La creencia errónea de que el siglo de las luces es cien veces mejor que el Cristo de los Faroles explica el complejo de superioridad francesa, sintetizado en la certeza gabacha de que las ideas, como lo niños durante el franquismo, vienen de París, cuna de la Ilustración, que es el ecosistema intelectual de los que no se santiguan. Entre los que destaca el ministro de educación galo, Vicent Peillon, quien ha anunciado que prohibirá que los alumnos asistan a clase con crucifijos, lo que viene a ser como si a los estudiantes negros se les impidiera entrar a las aulas parisinas con el pelo rizado.
Peillón dice que lo hace por el bien de la patria, para refundar la República desde primaria, pero en realidad es un intento burdo de descristianizar por completo a una población ya de por sí tibia en materia de fe. Mucho más que la española. De hecho, frente al diccionario panhispánico de dudas Francia propone como verdad absoluta a la Enciclopedia, que, la historia lo demuestra, lo mismo sirve para romper espiritualmente a un país que para descoser el humanismo cristiano, la costura fundacional de Europa.

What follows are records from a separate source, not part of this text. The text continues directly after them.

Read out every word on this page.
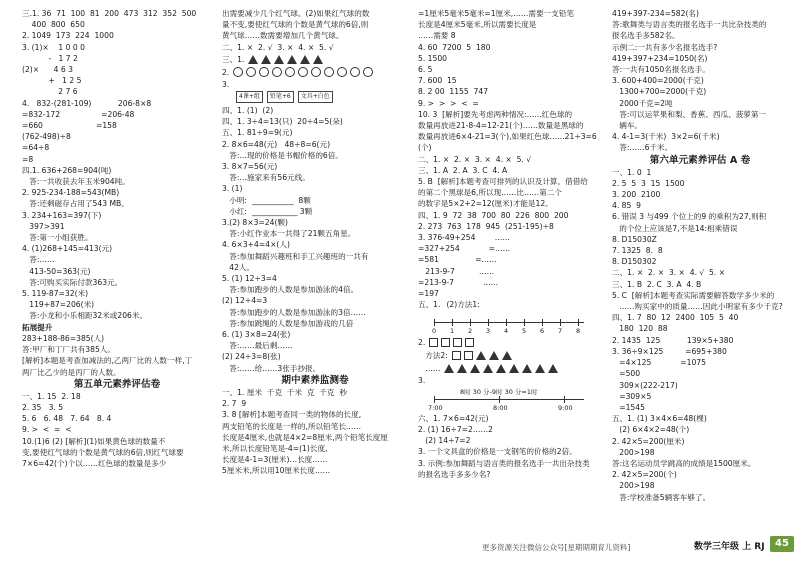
三.1. 36  71  100  81  200  473  312  352  500
400  800  650
2. 1049  173  224  1000
3. (1)×    1 0 0 0
-   1 7 2
(2)×      4 6 3
+   1 2 5
2 7 6
4.   832-(281-109)           206-8×8
=832-172                 =206-48
=660                      =158
(762-498)÷8
=64÷8
=8
四.1. 636+268=904(吨)
答:一共收获去年玉米904吨。
2. 925-234-188=543(MB)
答:还剩磁存占用了543 MB。
3. 234+163=397(下)
397>391
答:第一小组获胜。
4. (1)268+145=413(元)
答:……
413-50=363(元)
答:可购买实际付款363元。
5. 119-87=32(米)
119+87=206(米)
答:小龙和小乐相距32米或206米。
拓展提升
283+188-86=385(人)
答:甲厂和丁厂共有385人。
[解析]本题是考查加减法的,乙两厂比的人数一样,丁
两厂比乙少的是丙厂的人数。
第五单元素养评估卷
一、1. 15  2. 18
2. 35   3. 5
5. 6   6. 48   7. 64   8. 4
9. >  <  =  <
10.(1)6 (2) [解析](1)如果黄色球的数量不
变,要使红气球的个数是黄气球的6倍,则红气球要
7×6=42(个)个以……红色球的数量是多少
出需要减少几个红气球。(2)如果红气球的数
量不变,要使红气球的个数是黄气球的6倍,则
黄气球……数需要增加几个黄气球。
二、1. ×  2. √  3. ×  4. ×  5. √
三、1.
2.
3.
4课+组	铅笔+6	文具+白色
四、1. (1)  (2)
四、1. 3÷4=13(只)  20÷4=5(朵)
五、1. 81÷9=9(元)
2. 8×6=48(元)   48÷8=6(元)
答:…现的价格是书帽价格的6倍。
3. 8×7=56(元)
答:…施家来有56元线。
3. (1)
小明:  ___________  8颗
小红:  ____________ 3颗
3.(2) 8×3=24(颗)
答:小红作业本一共得了21颗五角星。
4. 6×3+4=4×(人)
答:参加舞蹈兴趣班和手工兴趣班的一共有
42人。
5. (1) 12÷3=4
答:参加跑步的人数是参加游泳的4倍。
(2) 12÷4=3
答:参加跑步的人数是参加游泳的3倍……
答:参加跳绳的人数是参加游戏的几倍
6. (1) 3×8=24(张)
答:……最后剩……
(2) 24÷3=8(张)
答:……给……3张手抄报。
期中素养监测卷
一、1. 厘米  千克  千米  克  千克  秒
2. 7  9
3. 8 [解析]本题考查同一类的物体的长度,
两支铅笔的长度是一样的,所以铅笔长……
长度是4厘米,也就是4×2=8厘米,两个铅笔长度厘
米,所以长度铅笔是-4=(1)长度,
长度是4-1=3(厘米)…长度……
5厘米米,所以用10厘米长度……
=1厘米5毫米5毫米=1厘米,……需要一支铅笔
长度是4厘米5毫米,所以需要长度是
……需要 8
4. 60  7200  5  180
5. 1500
6. 5
7. 600  15
8. 2 00  1155  747
9. >  >  >  <  =
10. 3  [解析]要先考虑两种情况:……红色球的
数量再放进21-8-4=12-21(个)……数量是黑球的
数量再放进6×4-21=3(个),如果红色球……21÷3=6
(个)
二、1. ×  2. ×  3. ×  4. ×  5. √
三、1. A  2. A  3. C  4. A
5. B  [解析]本题考查可排列的认识及计算。借借给
的第二个黑球是6,所以现……比……第二个
的数字是5×2+2=12(厘米)才能是12。
四、1. 9  72  38  700  80  226  800  200
2. 273  763  178  945  (251-195)÷8
3. 376-49+254        ……
=327+254            =……
=581               =……
213-9-7          ……
=213-9-7            ……
=197
五、1. (2)方法1:
0 1 2 3 4 5 6 7 8
2.
方法2:
……
3.
8时 30 分-9时 30 分=1时
7:00	8:00	9:00
六、1. 7×6=42(元)
2. (1) 16÷7=2……2
(2) 14÷7=2
3. 一个文具盒的价格是一支钢笔的价格的2倍。
3. 示例:参加舞蹈与语言类的报名选手一共出杂技类
的报名选手多多少名?
419+397-234=582(名)
答:歌舞类与语言类的报名选手一共比杂技类的
报名选手多582名。
示例二:一共有多少名报名选手?
419+397+234=1050(名)
答:一共有1050名报名选手。
3. 600+400=2000(千克)
1300+700=2000(千克)
2000千克=2吨
答:可以运苹果和梨、香蕉、西瓜、菠萝第一
辆车。
4. 4-1=3(千米)  3×2=6(千米)
答:……6千米。
第六单元素养评估 A 卷
一、1. 0  1
2. 5  5  3  15  1500
3. 200  2100
4. 85  9
6. 错误 3 与499 个位上的9 的乘积为27,则积
的个位上应该是7,不是14:相乘错误
8. D15030Z
7. 1325  8.  8
8. D150302
二、1. ×  2. ×  3. ×  4. √  5. ×
三、1. B  2. C  3. A  4. B
5. C  [解析]本题考查实际需要解答数学多少米的
……购买家中的质量……因此小明家有多少千克?
四、1. 7  80  12  2400  105  5  40
180  120  88
2. 1435  125           139×5+380
3. 36÷9×125         =695+380
=4×125            =1075
=500
309×(222-217)
=309×5
=1545
五、1. (1) 3×4×6=48(棵)
(2) 6×4×2=48(个)
2. 42×5=200(厘米)
200>198
答:这名运动员学跳高的成绩是1500厘米。
2. 42×5=200(个)
200>198
答:学校准备5辆客车够了。
更多资源关注微信公众号[星期期期育儿资料]	数学三年级 上 RJ	45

Desde Stalin el fascismo de izquierdas siempre encuentra pretextos para justificarse. Los del ministro están desgranados en la carta de laicidad, según la cual la libertad de conciencia es derecho en los ateos y libertinaje de quienes no tienen uso de razón si la esgrimen los católicos. Lo que explica que al alumnado se le niegue el acceso al liceo con la camiseta de Cristo Vive, pero no con la imagen de una calavera.